TEMPO.CO, Jakarta - Ketua Komisi B Bidang Perekonomian DPRD DKI Jakarta Abdul Aziz, menyatakan sejumlah pedagang pasar menolak melakukan tes swab. Alhasil, alat tes yang disediakan untuk pedagang justru dipakai untuk mengambil sampel orang lain.
"Karena pedagang itu tidak ingin dites, alat itu sudah ada di sana, akhirnya ya pembeli-pembeli yang secara sukarela minta tes," kata Abdul saat dihubungi, Senin, 22 Juni 2020. "Seharusnya kan itu dipergunakan untuk pedagang, tapi pedagang-pedagang ini malah tidak ingin dites."
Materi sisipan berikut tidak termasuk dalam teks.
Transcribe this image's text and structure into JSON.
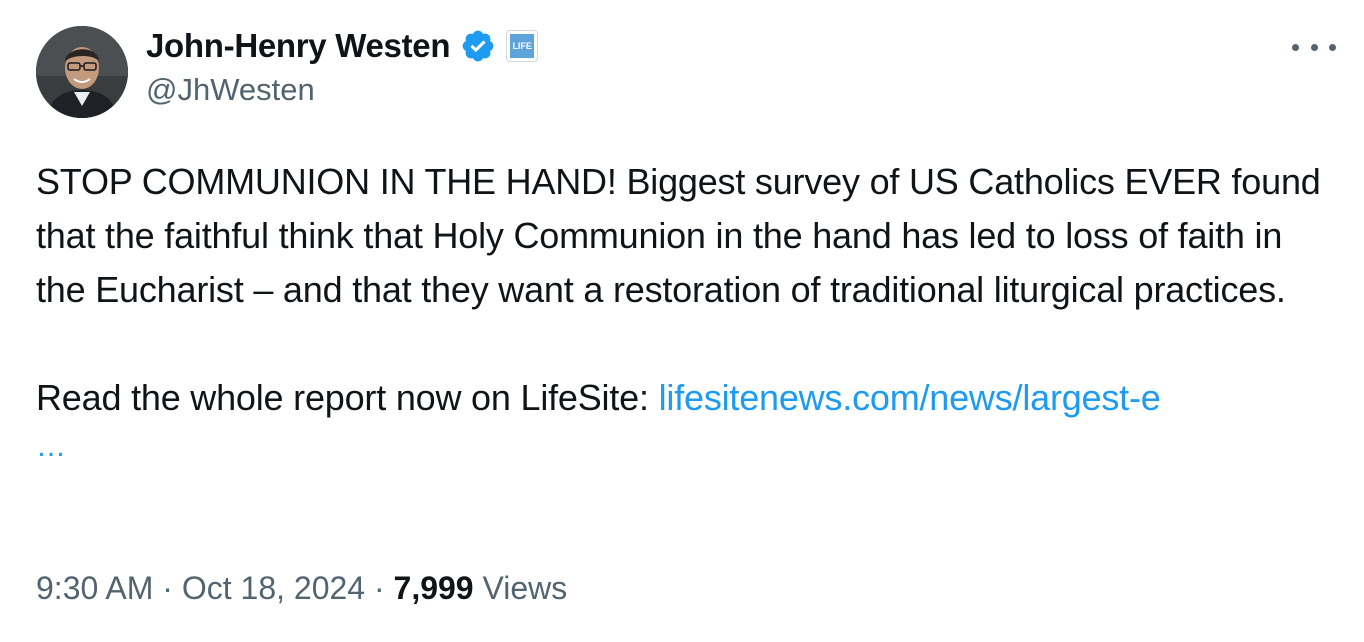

Dia menilai tes swab untuk pedagang ini jadi tak berjalan efektif. Kepada anggota dewan, Direktur Utama Perumda Pasar Jaya Arief Nasrudin menceritakan, pedagang malah menutup lapaknya di hari H jadwal pengecekan swab. Kondisi inilah, lanjut Abdul, yang membuat Perumda Pasar Jaya awalnya sulit melakukan pemeriksaan masif ke pedagang pasar.
Abdul menduga, pedagang takut bila hasil tes menunjukkan positif terinfeksi corona. Para pedagang jadi khawatir tidak akan diterima di lingkungan pasar atau tempat tinggalnya.
Selain itu, mereka yang terpapar Covid-19 harus mengisolasi diri, sehingga tak bisa mencari nafkah selama dua pekan. Politikus Partai Keadilan Sejahtera (PKS) ini menyebut pemerintah DKI harus lebih gencar menyosialisasikan ihwal manfaat swab.
"Prosedurnya tepat cuma mungkin sosialisasi terhadap pedagang ini yang kurang karena dia (pedagang) pikir kalau seandainya dites ternyata positif, harus tutup toko dua pekan kemudian harus isolasi diri, ekonominya bagaimana," jelas dia.
Sebelumnya, Dinas Kesehatan DKI mencatat 137 pedagang dari 18 pasar Jakarta terpapar virus corona. Sementara Pasar Jaya mendata bahwa 79 pedagang dari 33 pasar positif Covid-19. Wakil Gubernur DKI Ahmad Riza Patria mengatakan 12 pasar di antaranya ditutup.